Question – what has a furniture factory and an IT change delivery function got in common? Actually quite a lot!
Halfway up a mountain on a walking holiday a few years ago, I was comparing notes with my brother, who ran a furniture factory whilst I ran an IT change delivery function. We realised that our challenges were remarkably similar – prioritisation, managing demand and supply, reducing time to market etc, and he pointed me towards Eliyahu Goldratt’s book “The Goal”. Goldratt elegantly describes the Theory of Constraints, and how to make a “factory” run much better. Put simply:
“Every process has a constraint (bottleneck) and focusing improvement efforts on that constraint is the fastest and most effective path to improved profitability”

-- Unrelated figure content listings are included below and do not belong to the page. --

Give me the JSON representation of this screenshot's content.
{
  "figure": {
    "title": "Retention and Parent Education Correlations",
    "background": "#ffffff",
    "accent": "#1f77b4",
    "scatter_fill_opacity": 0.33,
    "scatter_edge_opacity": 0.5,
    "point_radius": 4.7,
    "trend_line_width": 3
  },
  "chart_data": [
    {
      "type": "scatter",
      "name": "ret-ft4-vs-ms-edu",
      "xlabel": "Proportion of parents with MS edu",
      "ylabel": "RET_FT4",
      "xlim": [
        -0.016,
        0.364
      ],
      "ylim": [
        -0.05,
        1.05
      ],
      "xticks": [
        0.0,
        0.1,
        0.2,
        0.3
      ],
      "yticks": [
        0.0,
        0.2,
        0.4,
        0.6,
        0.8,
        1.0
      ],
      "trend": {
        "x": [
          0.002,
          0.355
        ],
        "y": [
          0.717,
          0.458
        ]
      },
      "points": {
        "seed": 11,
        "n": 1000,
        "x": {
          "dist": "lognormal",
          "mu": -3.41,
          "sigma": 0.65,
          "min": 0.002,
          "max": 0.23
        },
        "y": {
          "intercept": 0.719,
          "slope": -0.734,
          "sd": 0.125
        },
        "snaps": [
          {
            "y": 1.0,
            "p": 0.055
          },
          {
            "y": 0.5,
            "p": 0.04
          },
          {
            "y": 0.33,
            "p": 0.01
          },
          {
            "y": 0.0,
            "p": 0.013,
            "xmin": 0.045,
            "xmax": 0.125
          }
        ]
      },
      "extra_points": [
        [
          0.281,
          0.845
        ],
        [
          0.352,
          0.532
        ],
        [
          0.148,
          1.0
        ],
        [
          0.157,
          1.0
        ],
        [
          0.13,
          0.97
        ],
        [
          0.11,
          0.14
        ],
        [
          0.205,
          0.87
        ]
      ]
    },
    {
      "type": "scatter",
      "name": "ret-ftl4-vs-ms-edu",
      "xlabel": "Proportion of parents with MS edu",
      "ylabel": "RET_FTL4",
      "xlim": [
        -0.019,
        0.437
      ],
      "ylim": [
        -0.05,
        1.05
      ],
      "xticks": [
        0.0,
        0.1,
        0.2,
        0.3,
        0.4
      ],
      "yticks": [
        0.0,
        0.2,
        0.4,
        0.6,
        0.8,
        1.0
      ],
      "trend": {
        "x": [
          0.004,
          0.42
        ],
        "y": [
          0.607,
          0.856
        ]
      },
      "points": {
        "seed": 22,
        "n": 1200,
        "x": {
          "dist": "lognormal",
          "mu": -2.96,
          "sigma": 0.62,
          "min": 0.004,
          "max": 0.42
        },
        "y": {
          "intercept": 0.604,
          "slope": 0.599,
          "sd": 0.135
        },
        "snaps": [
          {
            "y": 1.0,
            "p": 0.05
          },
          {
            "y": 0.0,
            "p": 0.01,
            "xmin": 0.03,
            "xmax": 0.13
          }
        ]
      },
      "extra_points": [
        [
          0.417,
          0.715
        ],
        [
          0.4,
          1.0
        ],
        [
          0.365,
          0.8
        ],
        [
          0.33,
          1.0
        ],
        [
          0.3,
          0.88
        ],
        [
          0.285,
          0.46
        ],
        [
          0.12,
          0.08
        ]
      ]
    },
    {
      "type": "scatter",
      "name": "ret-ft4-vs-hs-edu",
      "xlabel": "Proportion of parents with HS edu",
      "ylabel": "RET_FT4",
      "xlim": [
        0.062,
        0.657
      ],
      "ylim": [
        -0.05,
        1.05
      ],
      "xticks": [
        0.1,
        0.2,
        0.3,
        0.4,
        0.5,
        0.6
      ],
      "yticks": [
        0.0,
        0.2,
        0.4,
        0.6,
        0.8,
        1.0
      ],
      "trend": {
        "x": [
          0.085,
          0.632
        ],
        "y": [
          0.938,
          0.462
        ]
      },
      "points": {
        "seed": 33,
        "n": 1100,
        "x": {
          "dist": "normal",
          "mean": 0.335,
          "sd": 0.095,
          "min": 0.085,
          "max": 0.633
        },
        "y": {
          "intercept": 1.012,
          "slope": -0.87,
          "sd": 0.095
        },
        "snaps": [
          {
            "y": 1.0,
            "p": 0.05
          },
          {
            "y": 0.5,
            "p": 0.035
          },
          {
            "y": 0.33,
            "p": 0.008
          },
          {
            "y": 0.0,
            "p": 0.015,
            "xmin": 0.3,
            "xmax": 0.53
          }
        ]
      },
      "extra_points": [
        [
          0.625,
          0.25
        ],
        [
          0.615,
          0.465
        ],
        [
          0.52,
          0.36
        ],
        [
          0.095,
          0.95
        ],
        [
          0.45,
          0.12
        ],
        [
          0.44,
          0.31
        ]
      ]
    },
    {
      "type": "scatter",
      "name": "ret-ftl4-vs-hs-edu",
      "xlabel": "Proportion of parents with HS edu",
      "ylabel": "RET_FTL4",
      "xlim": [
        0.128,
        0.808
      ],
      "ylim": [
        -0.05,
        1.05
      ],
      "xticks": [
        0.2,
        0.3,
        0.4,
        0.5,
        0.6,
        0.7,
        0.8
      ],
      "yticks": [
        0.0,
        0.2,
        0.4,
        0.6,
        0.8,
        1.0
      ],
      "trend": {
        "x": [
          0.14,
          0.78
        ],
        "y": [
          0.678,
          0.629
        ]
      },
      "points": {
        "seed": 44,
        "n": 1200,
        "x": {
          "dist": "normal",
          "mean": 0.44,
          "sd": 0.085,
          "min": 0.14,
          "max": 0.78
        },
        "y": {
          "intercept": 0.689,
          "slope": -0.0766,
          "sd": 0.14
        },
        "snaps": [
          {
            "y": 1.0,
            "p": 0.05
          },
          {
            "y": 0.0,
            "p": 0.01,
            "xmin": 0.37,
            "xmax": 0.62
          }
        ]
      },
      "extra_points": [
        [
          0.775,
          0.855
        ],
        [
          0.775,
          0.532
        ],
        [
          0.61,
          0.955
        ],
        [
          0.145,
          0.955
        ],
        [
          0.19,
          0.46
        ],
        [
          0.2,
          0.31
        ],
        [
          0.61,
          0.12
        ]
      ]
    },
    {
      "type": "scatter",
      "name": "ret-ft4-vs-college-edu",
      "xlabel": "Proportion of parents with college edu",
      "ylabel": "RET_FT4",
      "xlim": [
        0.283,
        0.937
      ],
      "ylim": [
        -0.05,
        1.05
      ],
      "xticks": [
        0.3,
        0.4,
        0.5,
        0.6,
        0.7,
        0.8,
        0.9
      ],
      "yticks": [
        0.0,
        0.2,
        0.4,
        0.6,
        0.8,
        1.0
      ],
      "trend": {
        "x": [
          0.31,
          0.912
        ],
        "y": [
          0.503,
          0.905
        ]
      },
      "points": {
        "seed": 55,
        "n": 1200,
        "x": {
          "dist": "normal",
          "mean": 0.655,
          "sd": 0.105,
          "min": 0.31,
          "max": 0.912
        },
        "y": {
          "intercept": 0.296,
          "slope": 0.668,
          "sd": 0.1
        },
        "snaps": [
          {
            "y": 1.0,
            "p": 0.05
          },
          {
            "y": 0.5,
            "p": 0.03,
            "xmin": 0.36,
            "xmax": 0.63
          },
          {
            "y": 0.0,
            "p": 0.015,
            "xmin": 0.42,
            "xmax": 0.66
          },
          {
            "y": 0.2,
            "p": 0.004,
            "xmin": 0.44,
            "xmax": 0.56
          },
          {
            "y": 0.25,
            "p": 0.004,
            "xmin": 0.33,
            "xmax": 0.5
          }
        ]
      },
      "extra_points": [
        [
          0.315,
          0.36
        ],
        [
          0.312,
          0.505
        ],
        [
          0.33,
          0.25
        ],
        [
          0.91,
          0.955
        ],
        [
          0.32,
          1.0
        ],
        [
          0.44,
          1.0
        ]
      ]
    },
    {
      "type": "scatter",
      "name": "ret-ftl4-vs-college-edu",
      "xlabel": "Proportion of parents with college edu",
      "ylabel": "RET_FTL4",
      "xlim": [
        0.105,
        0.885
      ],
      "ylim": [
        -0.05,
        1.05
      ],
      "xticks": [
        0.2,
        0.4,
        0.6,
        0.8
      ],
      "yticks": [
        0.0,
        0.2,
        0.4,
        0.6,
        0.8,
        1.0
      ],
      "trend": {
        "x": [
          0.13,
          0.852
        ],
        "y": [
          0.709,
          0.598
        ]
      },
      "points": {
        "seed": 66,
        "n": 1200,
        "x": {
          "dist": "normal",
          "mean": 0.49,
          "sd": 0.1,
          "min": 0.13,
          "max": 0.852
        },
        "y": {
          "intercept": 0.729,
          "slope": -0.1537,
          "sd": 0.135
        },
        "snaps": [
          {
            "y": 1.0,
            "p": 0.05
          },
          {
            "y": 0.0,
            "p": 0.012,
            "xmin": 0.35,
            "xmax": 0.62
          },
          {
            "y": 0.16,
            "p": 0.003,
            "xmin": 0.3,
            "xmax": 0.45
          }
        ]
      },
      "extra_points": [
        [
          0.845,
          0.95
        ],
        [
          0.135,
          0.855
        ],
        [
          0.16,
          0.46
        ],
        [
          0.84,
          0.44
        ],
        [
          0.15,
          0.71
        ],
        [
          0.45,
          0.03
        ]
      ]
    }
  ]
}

Change Delivery functions can also be thought of as a factory, with “goods in” being processed by a finite capacity, delivering a portfolio of value-added products out the other end. So what are the typical constraints?
- Developers – the number of “warm bodies” available to code a particular system (or component)
- Test – typically a trade-off between scope/quality; most easily addressed through automation and/or a continuous integration approach
- Subject Matter Experts – a frighteningly common constraining factor (how many “single points of failure” resources do you have?), and typically ignored
- Environments – where cloud hasn’t yet been adopted, developers and testers are often constrained by a finite number of places to test.
Where are your bottlenecks? How would you eliminate them?